Symptoms Of Diverticulitis

The Insidious Symptoms Of Diverticulitis

Magnetic resonance imagings (MRI) showed the nodular lesion of the third ventricle to be hyper intense, without enhancement, in Symptoms of Diverticulitis weighted spin-echo sequences, and mainly hypo intense in-weighted spin-echo sequences.

External ventricular drainage resulted in clinical and radio logic improvement. The cyst was evacuated by endoscopy, and pathologic examination revealed colloid cyst material.

A 58-year-old woman presented with cognitive deterioration, memory loss and apathy of approximately 3 months' duration. Her history was unremarkable. Neurologic examination revealed temporal -- spatial disorientation, mental slowness, memory alteration, right crural paresis and hyperreflexia in the left leg.

A cranial CT examination showed a homogeneous nodular lesion localized in the third ventricle, with minimal peripheral contrast uptake, as well as biventricular hydrocephalus and left atrial diverticula. MRI scanning revealed a nodular lesion in the anterior third of the third ventricle, which was hyper intense on weighted spinecho sequences and had areas of hypo intense signal on weighted spin-echo sequences, as well as active biventricular hydrocephalus and left atrial diverticula. The patient underwent surgery for excision of the lesion. Pathologic examination revealed a colloid cyst.

Massive ventricular dilatation causes stretching and dehiscence of the fornix with formation of unilateral or bilateral pial pulsion diverticula of the inferomedial wall of the atrium. Such dilatation may result from a partial defect in the ipsilateral tentorial band, which leads to herniation of the wall.

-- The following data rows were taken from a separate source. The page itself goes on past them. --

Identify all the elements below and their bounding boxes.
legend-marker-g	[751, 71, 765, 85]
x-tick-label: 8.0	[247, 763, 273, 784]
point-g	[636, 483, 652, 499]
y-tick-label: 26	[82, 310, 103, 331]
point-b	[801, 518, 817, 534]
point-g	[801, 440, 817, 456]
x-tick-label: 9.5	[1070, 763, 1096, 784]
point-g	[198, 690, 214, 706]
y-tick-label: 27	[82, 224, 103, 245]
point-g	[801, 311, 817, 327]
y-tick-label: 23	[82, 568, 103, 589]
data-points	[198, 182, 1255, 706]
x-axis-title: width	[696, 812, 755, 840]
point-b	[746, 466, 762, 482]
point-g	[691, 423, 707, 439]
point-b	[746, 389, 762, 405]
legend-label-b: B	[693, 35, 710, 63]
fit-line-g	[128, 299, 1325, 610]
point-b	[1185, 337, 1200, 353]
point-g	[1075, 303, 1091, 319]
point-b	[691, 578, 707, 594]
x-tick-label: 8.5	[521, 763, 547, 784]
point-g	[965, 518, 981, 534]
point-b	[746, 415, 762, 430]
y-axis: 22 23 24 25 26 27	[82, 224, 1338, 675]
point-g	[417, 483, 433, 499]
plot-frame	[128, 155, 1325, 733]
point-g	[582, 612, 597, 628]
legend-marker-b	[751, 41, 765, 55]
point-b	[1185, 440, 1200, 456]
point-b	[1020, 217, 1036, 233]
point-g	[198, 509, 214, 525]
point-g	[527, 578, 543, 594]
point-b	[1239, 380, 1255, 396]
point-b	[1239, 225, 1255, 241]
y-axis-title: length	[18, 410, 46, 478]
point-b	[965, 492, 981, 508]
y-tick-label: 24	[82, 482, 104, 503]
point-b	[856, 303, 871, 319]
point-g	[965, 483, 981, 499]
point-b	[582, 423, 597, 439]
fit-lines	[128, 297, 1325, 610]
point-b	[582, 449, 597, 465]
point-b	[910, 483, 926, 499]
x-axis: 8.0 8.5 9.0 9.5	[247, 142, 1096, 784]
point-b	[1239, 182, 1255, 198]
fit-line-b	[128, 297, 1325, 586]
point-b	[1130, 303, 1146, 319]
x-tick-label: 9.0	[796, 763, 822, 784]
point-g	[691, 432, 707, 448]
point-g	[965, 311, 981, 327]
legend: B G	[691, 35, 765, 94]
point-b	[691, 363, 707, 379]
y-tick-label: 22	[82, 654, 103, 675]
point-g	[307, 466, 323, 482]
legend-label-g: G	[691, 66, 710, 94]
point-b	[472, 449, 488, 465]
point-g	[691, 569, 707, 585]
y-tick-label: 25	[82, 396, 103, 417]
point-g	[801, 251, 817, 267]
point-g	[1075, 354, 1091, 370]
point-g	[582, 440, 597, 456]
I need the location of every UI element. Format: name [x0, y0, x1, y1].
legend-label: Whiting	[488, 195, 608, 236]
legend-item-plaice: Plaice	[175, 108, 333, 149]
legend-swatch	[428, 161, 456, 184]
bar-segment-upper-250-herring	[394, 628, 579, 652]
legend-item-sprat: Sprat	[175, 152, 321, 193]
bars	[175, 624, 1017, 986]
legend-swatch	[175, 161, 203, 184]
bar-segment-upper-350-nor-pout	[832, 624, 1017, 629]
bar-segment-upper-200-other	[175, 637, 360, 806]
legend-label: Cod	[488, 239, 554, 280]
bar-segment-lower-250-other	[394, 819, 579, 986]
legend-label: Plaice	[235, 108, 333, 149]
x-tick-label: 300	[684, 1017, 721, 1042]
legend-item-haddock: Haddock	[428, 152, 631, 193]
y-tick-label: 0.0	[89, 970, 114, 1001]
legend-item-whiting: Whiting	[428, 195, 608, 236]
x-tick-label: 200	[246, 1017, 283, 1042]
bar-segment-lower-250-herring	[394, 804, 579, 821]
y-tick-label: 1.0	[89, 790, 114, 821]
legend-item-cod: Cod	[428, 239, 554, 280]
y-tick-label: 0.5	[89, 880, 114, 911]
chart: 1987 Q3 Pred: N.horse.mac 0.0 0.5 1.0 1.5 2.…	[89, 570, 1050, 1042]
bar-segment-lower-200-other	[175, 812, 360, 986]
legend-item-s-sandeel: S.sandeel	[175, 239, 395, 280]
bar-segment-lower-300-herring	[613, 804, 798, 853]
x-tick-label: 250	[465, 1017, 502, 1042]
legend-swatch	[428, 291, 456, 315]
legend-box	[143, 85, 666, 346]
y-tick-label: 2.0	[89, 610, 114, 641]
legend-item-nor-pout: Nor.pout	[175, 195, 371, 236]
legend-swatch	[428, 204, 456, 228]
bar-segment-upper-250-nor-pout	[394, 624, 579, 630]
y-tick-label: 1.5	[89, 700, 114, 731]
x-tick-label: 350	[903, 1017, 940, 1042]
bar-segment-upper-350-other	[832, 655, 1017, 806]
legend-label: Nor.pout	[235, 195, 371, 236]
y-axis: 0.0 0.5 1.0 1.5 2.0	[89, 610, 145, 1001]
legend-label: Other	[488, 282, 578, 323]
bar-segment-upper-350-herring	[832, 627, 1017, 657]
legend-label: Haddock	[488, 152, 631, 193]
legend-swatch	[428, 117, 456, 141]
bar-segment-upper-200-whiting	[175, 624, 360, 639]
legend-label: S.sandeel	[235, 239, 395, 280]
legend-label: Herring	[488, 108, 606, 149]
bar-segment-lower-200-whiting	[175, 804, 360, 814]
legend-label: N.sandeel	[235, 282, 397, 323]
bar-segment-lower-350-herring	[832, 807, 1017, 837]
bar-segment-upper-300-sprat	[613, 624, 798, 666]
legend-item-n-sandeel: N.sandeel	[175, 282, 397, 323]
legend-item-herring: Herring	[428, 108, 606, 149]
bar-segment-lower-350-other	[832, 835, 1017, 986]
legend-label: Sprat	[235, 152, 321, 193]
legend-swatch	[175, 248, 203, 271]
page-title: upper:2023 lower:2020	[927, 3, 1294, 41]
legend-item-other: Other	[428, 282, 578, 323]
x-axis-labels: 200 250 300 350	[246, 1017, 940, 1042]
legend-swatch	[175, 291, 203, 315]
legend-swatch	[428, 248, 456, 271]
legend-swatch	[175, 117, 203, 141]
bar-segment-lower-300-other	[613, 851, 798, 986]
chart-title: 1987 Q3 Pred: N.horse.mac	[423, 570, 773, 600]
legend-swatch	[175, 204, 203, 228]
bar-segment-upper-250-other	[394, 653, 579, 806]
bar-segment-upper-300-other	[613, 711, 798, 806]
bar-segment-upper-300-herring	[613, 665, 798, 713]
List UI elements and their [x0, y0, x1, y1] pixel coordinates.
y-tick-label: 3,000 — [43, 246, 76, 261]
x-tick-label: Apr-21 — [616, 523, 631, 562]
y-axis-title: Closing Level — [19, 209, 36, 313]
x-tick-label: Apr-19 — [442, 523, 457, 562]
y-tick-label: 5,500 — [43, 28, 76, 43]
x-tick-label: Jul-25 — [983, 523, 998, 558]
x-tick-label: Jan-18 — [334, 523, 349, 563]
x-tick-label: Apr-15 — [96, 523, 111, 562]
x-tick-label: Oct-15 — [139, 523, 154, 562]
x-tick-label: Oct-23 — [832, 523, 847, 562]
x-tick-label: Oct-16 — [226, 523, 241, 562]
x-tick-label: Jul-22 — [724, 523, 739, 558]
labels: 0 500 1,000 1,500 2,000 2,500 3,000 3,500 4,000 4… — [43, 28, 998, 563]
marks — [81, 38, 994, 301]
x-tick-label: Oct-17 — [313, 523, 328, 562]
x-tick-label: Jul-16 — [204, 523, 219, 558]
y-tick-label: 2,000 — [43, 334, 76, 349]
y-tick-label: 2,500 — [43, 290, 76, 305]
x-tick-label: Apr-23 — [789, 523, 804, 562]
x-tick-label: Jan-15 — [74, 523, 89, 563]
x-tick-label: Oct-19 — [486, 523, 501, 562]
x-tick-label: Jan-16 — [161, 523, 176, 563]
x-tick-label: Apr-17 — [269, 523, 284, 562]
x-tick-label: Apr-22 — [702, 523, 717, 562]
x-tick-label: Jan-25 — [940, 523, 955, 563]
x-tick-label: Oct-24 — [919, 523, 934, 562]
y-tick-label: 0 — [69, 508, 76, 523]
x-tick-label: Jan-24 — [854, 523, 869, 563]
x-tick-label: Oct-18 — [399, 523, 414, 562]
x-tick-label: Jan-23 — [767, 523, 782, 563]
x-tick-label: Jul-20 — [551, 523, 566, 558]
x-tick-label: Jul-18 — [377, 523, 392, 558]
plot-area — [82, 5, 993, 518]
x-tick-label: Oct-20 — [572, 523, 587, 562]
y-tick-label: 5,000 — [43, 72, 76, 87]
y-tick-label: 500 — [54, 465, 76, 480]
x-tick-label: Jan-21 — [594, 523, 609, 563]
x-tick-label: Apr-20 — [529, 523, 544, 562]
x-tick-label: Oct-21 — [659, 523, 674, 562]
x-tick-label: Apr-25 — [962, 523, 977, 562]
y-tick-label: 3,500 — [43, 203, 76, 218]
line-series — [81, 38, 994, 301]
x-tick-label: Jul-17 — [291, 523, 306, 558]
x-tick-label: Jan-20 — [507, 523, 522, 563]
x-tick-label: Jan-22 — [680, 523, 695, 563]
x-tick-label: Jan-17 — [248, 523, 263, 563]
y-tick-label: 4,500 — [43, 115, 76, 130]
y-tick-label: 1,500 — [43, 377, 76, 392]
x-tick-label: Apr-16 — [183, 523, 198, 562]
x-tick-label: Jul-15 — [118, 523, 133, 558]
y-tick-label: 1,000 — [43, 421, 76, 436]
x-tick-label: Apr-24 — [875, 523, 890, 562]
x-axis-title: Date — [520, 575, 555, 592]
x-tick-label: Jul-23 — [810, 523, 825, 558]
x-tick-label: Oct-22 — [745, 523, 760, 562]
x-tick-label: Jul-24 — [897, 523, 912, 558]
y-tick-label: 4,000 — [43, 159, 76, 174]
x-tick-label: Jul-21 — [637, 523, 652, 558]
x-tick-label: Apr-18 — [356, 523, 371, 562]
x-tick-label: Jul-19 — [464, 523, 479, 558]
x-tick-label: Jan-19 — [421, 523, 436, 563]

Enlargement of the pial pouch creates a dramatic subarachnoid cyst, which may herniate downward through the incisura into the supracerebellar and quadrigeminal cistern.

These atrial diverticula can compress the mesencephalic tectum and can be mistaken for an arachnoid cyst or an ependymal cyst(f.1,3) of the quadrigeminal cistern. It is important to recognize these cysts and distinguish them from atrial diverticula, since these cysts can cause hydrocephalus, which should be treated with a direct intracystic shunt or excised. In contrast, atrial diverticula generally improve or disappear with suitable drainage of the hydrocephalus. This indicates that, although atrial diverticula are favoured by the defect in the tentorial band, they are secondary to severe, chronic hydrocephalus.

The CT and MRI images showed clearly the herniation of the atrial wall, tentorial hypoplasia and, on occasion, lateral displacement of the internal cerebral veins. They also demonstrated the possible mass effect on the area of the quadrigeminal platform and vermian cistern.

Bilateral diverticula can be seen in cases with shortening of both tentorial bands. The formation of atrial diverticula has been described in severe hydrocephalus secondary to brain stem gliomas, hypothalamic gliomas, third ventricular epidermoidomas and other tumours. Other nontumoral causes include granular ependymitis, aqueductal gliosis, external hydrocephalus and atresia of the foramen of Monro.

Colloid cysts of the third ventricle are rare, benign, congenital cystic neoplasms. They account for 0.25% to 0.5% of all intracranial cysts. Although the most widely accepted theory is that they originate in the primitive neuroepithelium of the tela choroidea they present non-neuronal traces of olfactory mucosa, and for this reason the term ''neuroepithelial cyst'' is not exact.

Their location in the anterior part of the third ventricle can obstruct the foramina of Monro and create acute or chronic hydrocephalus, which can become severe. Colloid cysts are usually biventricular and symmetrical, but can be unilateral.